Publication information |
Source: Rotarian Source type: magazine Document type: public address Document title: “The Presidency: Its Possibilities, Limitations and Responsibilities” Author(s): Taft, William Howard Date of publication: March 1917 Volume number: 10 Issue number: 3 Pagination: 199-204, 244, 246, 248, 250, 252 (excerpt below includes only page 252) |
Citation |
Taft, William Howard. “The Presidency: Its Possibilities, Limitations and Responsibilities.” Rotarian Mar. 1917 v10n3: pp. 199-204, 244, 246, 248, 250, 252. |
Transcription |
excerpt |
Keywords |
William Howard Taft (public statements); presidents (protection); Secret Service; McKinley assassination (personal response). |
Named persons |
none. |
Notes |
The item below “is a transcript of an address delivered by Mr. Taft
at a joint meeting of the Rotary club and the Advertising club in Cleveland;
it was forwarded for use in The Rotarian by the Cleveland Rotary Club,
by permission of Mr. Taft after the speaker had corrected the transcript”
(p. 199).
From page 199: By William Howard Taft, President of the United States of America, 1908-1912. |
Document |
The Presidency: Its Possibilities, Limitations and Responsibilities [excerpt]
There is one other item of a personal
character I would like to speak of, and that is the necessity of having secret
service men following the President.
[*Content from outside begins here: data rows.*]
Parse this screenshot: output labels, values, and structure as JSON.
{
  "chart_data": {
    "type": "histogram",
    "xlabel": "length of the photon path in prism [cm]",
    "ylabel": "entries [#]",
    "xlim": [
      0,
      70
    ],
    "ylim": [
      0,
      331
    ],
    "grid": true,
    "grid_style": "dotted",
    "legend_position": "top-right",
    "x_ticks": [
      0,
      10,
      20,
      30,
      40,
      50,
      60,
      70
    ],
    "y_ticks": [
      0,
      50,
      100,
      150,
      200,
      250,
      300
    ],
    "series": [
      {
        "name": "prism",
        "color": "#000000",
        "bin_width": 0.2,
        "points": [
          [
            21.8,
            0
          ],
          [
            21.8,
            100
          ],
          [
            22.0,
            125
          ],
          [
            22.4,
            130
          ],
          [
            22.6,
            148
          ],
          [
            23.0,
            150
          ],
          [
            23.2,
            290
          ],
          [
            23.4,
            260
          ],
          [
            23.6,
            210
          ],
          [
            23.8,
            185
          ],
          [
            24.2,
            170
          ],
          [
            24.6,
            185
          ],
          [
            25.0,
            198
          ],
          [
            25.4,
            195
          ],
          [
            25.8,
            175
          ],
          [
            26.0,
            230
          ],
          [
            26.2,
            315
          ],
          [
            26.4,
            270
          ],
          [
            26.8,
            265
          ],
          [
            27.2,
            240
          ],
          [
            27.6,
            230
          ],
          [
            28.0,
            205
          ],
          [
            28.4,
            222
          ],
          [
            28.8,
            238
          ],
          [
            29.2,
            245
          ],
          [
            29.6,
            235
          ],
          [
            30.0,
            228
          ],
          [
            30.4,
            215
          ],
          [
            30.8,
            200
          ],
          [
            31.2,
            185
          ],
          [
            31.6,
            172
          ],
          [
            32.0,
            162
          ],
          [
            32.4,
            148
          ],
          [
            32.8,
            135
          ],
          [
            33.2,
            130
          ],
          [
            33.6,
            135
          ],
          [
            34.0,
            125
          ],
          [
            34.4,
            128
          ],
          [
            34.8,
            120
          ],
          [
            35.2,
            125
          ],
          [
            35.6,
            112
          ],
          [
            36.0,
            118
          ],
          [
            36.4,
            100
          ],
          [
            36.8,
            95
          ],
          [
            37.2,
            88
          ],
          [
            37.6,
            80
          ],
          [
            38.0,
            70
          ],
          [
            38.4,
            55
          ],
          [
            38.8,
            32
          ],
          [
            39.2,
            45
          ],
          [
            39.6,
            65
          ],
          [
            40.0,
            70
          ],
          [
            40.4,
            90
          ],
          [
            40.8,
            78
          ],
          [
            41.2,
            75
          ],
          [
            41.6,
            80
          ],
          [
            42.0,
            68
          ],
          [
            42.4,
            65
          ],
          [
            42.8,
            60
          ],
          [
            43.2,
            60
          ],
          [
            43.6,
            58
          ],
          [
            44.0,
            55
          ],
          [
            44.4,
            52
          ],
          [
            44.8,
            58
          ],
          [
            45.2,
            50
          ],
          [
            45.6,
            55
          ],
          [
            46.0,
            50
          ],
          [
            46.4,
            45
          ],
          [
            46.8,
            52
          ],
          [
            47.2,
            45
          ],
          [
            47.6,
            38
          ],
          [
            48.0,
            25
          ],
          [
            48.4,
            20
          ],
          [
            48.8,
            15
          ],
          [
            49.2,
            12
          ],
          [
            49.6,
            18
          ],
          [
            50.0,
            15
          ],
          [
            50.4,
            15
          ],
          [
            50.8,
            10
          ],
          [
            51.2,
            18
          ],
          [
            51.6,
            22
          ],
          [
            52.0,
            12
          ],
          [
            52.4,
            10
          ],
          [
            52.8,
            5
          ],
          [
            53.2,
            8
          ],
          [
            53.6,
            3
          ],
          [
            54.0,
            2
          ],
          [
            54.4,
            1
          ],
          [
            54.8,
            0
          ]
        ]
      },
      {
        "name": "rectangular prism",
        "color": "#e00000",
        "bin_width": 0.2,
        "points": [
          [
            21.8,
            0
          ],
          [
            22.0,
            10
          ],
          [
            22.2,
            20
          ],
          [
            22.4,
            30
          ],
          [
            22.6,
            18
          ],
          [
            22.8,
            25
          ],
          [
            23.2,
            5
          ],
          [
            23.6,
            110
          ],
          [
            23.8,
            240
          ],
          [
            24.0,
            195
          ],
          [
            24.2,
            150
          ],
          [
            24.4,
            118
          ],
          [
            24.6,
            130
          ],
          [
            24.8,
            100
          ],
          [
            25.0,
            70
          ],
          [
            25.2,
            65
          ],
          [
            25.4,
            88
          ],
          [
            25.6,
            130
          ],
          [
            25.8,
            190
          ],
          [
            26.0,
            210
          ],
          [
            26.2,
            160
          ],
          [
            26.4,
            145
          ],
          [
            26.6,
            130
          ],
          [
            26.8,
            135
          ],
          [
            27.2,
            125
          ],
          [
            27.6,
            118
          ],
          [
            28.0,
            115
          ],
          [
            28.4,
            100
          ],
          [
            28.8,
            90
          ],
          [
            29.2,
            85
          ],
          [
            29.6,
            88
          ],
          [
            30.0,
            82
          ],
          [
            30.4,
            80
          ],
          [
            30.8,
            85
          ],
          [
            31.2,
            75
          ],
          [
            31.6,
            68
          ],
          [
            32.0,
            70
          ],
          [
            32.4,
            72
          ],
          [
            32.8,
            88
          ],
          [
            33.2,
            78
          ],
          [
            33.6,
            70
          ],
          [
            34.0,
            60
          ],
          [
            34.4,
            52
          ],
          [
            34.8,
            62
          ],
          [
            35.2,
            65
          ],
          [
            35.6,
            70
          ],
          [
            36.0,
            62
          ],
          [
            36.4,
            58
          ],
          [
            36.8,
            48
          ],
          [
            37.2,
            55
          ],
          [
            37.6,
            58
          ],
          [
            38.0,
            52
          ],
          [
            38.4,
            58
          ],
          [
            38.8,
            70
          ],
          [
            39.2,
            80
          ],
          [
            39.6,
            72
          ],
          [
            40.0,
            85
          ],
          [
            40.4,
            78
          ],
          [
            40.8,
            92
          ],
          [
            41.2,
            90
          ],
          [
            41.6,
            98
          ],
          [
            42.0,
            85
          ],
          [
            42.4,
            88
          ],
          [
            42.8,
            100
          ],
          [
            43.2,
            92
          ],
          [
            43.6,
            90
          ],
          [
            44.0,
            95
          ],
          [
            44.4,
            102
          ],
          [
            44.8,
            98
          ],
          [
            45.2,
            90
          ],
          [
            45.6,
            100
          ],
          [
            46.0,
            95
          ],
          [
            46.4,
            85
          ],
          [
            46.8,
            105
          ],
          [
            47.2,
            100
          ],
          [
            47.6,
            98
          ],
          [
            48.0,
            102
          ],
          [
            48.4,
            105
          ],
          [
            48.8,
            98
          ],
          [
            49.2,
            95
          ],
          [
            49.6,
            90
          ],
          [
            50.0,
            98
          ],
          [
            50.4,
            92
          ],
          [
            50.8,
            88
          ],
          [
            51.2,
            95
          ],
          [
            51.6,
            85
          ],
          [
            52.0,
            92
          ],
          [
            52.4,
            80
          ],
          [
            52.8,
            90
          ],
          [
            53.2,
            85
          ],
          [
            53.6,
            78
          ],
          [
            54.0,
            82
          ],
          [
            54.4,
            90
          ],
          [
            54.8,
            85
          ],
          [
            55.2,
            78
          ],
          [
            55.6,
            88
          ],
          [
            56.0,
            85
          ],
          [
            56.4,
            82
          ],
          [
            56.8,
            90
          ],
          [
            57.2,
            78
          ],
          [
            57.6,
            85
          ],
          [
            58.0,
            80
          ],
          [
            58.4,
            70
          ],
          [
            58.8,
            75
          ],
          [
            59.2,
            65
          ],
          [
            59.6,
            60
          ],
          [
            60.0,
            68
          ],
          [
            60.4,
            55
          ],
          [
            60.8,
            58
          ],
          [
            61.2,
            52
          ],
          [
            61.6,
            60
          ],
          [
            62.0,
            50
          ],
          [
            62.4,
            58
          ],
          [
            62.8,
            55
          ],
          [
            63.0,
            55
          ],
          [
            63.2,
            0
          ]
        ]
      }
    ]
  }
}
Congress has said it is a necessity, and
the assassination of three Presidents doubtless justifies them; but it is not
always pleasant to have two or three men dogging your steps, following you everywhere,
so that even as you slip out of the White House and get away for a little while,
especially if you are not a rapid walker, you hear steps behind you and you
find your guardians on duty. They are gentlemen. They know how to conduct themselves,
and they are very useful if the President comes in contact with a crowd. They,
of course, could not succeed in keeping a man away who is determined to kill
the President, if he is willing to give up his own life, but they do serve the
most useful purpose of keeping away those whose minds are affected. The President
never comes into any community where he is not in the habit of living that the
wheels do not begin to buzz in the brains of those who have wheels. That makes
it essential there should be somebody at hand.
I speak with caution, but I feel that if the rules
which now obtain and the care that now obtains with respect to the Presidency
had been in force at the time of the tragedy at Buffalo it could not have occurred.
That assassin had a revolver in his pocket under a handkerchief. Under the rules
that now obtain, he would not have gotten within fifty feet of the President
before somebody’s fingers would have been inside that pocket to see what was
in his hand.
This, however, is one of those presidential burdens
that the President must bear which has never brought about a resignation as
yet, and is not likely to. Still you do have a feeling before you get thru [sic]
that instead of being protected you are being watched.